Acting coach, Denise Simon, tells us what her must haves are as an actor. The holidays are a great time to study your craft as productions slow. Use the opportunity wisely and grab these books to read while traveling!
“Acting for Dummies” is the silliest name for a book on acting (There is one, I checked!) because acting is certainly NOT for dummies. It takes a real education to look natural in front of an audience or camera. As an acting coach, my teaching style consists of a myriad of techniques learned over the years from some very gifted teachers in the industry. This mix is also reflected in my reading list. Between my Kindle and my bedside table, I have perused and read far too many books to list in one article. However, I’d like to recommend six “must haves” for aspiring and working actors alike.
1. "Audition" by Michael Shurtleff
I consider this book to be the “bible” for aspiring actors. If you are just beginning your acting career, this is a great place to start! It covers everything you need to know to get the part. Mr. Shurteff’s twelve infamous guideposts have influenced my own work in developing my simple technique to help actors learn how to direct themselves. From relationships to finding the love and humor in the scene, Shurtelff’s steps will help you nail your audition every time.

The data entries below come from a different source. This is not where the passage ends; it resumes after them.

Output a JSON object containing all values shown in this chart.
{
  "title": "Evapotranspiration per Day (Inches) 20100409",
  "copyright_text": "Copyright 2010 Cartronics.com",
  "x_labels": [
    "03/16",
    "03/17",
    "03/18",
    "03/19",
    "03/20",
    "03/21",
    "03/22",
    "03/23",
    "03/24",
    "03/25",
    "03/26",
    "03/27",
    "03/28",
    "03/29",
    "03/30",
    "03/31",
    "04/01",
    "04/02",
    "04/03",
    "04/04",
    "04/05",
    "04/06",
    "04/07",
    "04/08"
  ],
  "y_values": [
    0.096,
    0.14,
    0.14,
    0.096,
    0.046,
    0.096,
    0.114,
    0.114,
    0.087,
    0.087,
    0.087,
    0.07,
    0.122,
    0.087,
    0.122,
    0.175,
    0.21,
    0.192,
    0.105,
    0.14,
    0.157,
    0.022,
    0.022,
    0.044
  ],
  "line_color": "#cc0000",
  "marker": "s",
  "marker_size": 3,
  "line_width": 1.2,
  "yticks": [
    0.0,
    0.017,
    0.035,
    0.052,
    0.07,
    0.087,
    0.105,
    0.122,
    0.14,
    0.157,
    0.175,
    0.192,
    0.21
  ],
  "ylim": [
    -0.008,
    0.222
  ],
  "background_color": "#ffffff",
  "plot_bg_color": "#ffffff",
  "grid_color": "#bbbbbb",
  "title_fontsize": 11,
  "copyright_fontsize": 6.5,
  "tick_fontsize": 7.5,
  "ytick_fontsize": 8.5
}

2. "Meisner on Acting" by Sanford Meisner
Meisner or Method? That is the question. Well, it may not really be an either/or. It’s often insightful to know both. Although I did not train with Sanford Meisner, I was fortunate enough to study with many teachers, including Wynn Handman, who were Meisner disciples. In this gem, Meisner gives it to you straight on how to live truthfully in the moment under imaginary circumstances. Your library is not complete without this one.
3. "Respect for Acting" by Uta Hagen
Simple and straightforward, Uta Hagen’s profound book
has helped generations of actors hone their craft. She introduces series
of exercises to help the actor connect to the moment, fellow actors,
and the audience. “Who am I?” “What do I want?” and “What is my
relationship?” are three of the nine questions explored to define your
character’s role specifically. Hagen also includes invaluable advice about stage nerves and how to stay fresh in a long run.
4. "An Actor Prepares" by Constantin Stanislavsky
Funny at times, this book takes the actor through Stanislavsky’s self-developed "system" which helps the actor to master his craft as well as stimulate creativity and imagination. Now referred to as "method acting," "An Actor Prepares" includes a variety of exercises and some autobiographical experiences that focus on relaxation, concentration, and techniques that will help get the actor into character. Emotional memory and the “magic if” explored in his book laid the groundwork for much of the great acting today.
5. "Improvisation for the Theatre" by Viola Spolin
Considered the mother of improvisation, Viola Spolin developed a series of acting exercises and theater games to free the actor’s creativity, allowing play beyond the scene. Many modern improv groups such as Second City utilize Spolin’s techniques. If you want to learn truthful acting and how to be “in the moment,’’ add this to your library to make it complete.
6. "Actions: The Actor's' Thesaurus" by Marina Calderone
Acting means TO DO. Thousands of action words are alphabetized and categorized to help you find what you are doing in every beat. This book will help you play specific actions and get away from making general choices.
So there you have it! Denise’s favorite six top picks no actor should be caught without.
Master your craft, Empower yourself and Enjoy the journey.